Unlike some, I don’t remember my first oyster as epiphanic. That’s no reflection on the oyster, which I’m certain was good, plump and fresh from the Gulf, arguably among the best in the world, but I ate it on my first trip to Jackson, which was a dizzying affair for a 7-year-old boy from a sawmill village in north Mississippi.

After the thrill of seeing the frothy Rez from the Trace, riding in a highway patrol cruiser (my last time in the front seat of one) and ogling at the Capitol dome, eating oysters at the Mayflower seemed pedestrian. The bouffants of the waitresses made far more of an impression than the shellfish, and when ours yelled at some idiot from Atlanta who ordered a poached egg, I tried to die three times. Out of sheer terror, I left her all the money I had–two quarters–because she glared at me when I asked for an extra straw.

Oysters enjoy a sex life that makes human sexuality totally lame, switching sexes according to a variety of environmental factors. If you’re a young oyster (a spat), one season ‘s Uncle Louie might be the next’s Aunt Louise. Not only that, but oysters reproduce by spewing their sperm and eggs into the water around them in an impregnating haze, the human equivalent of desperate yet sincere sex with someone on the other side of the Jacuzzi.

Any encouraging words of prolific reproduction and growth among oysters strike a chord of extreme indifference among those people who rate the oyster as a food on par with nasal mucus, but those of us who hold the mollusk in the highest esteem find it heartening. Oysters were once so plentiful in American coastal waters that no meal that aspired to distinction was complete without them, but since the first decades of the last century the mollusk has been in catastrophic decline and the prices have escalated accordingly. Oysters at the Mayflower in 1967 cost a dime apiece, a dollar a dozen.

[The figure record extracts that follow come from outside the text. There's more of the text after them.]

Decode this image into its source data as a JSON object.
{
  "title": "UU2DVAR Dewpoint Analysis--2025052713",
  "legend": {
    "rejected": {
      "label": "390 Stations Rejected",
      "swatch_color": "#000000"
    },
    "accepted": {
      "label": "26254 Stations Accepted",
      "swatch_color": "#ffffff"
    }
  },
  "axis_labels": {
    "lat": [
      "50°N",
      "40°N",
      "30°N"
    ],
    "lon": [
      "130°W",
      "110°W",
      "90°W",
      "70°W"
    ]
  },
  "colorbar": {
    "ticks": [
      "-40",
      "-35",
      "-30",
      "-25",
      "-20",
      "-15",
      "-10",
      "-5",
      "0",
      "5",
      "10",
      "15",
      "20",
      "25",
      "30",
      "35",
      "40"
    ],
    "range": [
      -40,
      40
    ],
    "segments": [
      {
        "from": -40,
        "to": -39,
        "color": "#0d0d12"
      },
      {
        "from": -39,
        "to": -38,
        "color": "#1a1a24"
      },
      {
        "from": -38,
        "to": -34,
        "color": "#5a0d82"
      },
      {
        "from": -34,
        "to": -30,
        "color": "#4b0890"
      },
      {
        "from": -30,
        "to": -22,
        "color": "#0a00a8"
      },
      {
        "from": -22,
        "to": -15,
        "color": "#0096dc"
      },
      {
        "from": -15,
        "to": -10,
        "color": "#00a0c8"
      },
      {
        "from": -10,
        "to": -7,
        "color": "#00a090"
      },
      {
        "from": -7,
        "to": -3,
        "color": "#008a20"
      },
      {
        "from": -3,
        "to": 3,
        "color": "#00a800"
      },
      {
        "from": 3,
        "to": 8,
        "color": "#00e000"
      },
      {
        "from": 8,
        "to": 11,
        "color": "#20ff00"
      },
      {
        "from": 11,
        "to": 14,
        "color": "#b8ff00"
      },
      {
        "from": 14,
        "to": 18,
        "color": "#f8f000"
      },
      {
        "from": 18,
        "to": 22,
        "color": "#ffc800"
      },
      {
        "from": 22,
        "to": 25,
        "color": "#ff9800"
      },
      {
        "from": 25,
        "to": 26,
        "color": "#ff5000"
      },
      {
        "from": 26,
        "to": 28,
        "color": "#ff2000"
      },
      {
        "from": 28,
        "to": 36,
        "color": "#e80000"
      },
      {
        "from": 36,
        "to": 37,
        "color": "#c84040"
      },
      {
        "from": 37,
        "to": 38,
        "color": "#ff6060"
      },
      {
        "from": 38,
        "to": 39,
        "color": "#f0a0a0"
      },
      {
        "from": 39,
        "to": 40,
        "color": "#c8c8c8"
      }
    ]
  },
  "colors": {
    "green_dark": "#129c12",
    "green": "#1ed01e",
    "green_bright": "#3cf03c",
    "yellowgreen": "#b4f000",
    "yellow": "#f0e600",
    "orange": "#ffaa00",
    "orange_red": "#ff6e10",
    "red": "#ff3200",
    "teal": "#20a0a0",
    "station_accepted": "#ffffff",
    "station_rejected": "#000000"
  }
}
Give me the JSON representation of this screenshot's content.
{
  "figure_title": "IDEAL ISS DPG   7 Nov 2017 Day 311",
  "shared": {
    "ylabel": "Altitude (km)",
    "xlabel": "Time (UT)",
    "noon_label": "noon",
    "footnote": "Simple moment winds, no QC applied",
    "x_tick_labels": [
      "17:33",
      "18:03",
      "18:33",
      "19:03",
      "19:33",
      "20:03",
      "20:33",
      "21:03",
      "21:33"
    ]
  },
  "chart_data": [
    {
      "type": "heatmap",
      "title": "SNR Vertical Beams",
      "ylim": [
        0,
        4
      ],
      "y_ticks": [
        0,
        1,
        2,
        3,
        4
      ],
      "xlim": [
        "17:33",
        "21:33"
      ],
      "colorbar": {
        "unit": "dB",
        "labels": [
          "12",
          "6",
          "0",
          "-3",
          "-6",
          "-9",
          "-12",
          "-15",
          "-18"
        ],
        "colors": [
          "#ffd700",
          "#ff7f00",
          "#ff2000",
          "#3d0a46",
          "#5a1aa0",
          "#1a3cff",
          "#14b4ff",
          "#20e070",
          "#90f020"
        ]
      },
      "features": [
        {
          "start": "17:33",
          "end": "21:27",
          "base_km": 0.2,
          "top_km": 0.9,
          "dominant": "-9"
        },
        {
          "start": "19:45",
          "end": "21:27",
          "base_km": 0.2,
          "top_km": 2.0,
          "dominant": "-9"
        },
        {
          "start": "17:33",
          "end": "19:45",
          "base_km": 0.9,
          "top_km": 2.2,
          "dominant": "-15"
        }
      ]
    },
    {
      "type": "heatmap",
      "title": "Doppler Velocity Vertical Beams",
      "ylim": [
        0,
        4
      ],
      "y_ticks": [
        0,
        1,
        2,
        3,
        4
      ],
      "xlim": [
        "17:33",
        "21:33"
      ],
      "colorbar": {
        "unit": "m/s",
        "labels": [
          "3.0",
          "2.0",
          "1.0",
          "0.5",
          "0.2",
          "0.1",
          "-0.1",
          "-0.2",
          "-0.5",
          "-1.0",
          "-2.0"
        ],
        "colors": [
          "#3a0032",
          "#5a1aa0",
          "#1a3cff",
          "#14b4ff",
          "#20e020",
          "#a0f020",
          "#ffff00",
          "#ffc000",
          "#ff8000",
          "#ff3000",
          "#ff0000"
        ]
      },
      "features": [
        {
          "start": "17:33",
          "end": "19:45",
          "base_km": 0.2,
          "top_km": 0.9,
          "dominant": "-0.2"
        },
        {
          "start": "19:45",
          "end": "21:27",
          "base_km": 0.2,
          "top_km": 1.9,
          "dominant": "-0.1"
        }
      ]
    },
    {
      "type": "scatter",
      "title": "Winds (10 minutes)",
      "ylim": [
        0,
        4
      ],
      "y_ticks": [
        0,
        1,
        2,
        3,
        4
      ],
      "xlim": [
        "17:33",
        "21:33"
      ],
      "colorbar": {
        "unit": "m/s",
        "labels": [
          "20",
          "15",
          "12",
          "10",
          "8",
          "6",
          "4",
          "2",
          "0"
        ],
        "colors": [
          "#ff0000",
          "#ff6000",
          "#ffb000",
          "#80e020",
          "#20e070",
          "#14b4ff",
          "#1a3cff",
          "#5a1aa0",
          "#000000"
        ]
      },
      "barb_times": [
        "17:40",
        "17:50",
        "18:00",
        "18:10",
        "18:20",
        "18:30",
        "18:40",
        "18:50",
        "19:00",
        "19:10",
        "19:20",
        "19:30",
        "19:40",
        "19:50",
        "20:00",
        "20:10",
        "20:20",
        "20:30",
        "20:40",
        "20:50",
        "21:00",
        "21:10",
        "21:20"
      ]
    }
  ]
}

Eating a raw oyster is like stealing a kiss from the ocean: a wet, slightly salty, totally sensuous experience unbridled by any sort of fussy preparation. I’m firmly convinced that anyone who doesn’t enjoy oysters is a bad kisser, and I have centuries of documentation to back me up in this opinion. Oysters have enjoyed a reputation as an aphrodisiac for millennia. Now that I am well past the salad stage of life and forging steadily past dessert, I firmly intend to keep oysters a mainstay between courses. If God is willing, I shall have them with my cordial.

I still like oysters with a dab of tart, horseradish-y cocktail sauce, but I also enjoy a lighter sauce that’s a bit more in tune with the sublime texture of the animal as it comes–quivering in its nakedness–to my lips.

Mignonette Sauce

Combine 2/3 cup wine vinegar, a small, finely-minced shallot, 2 tablespoons olive oil, and a tablespoon each freshly-ground black pepper and minced parsley.  Bottle, refrigerate, and shake well before dribbling over freshly-shucked oysters.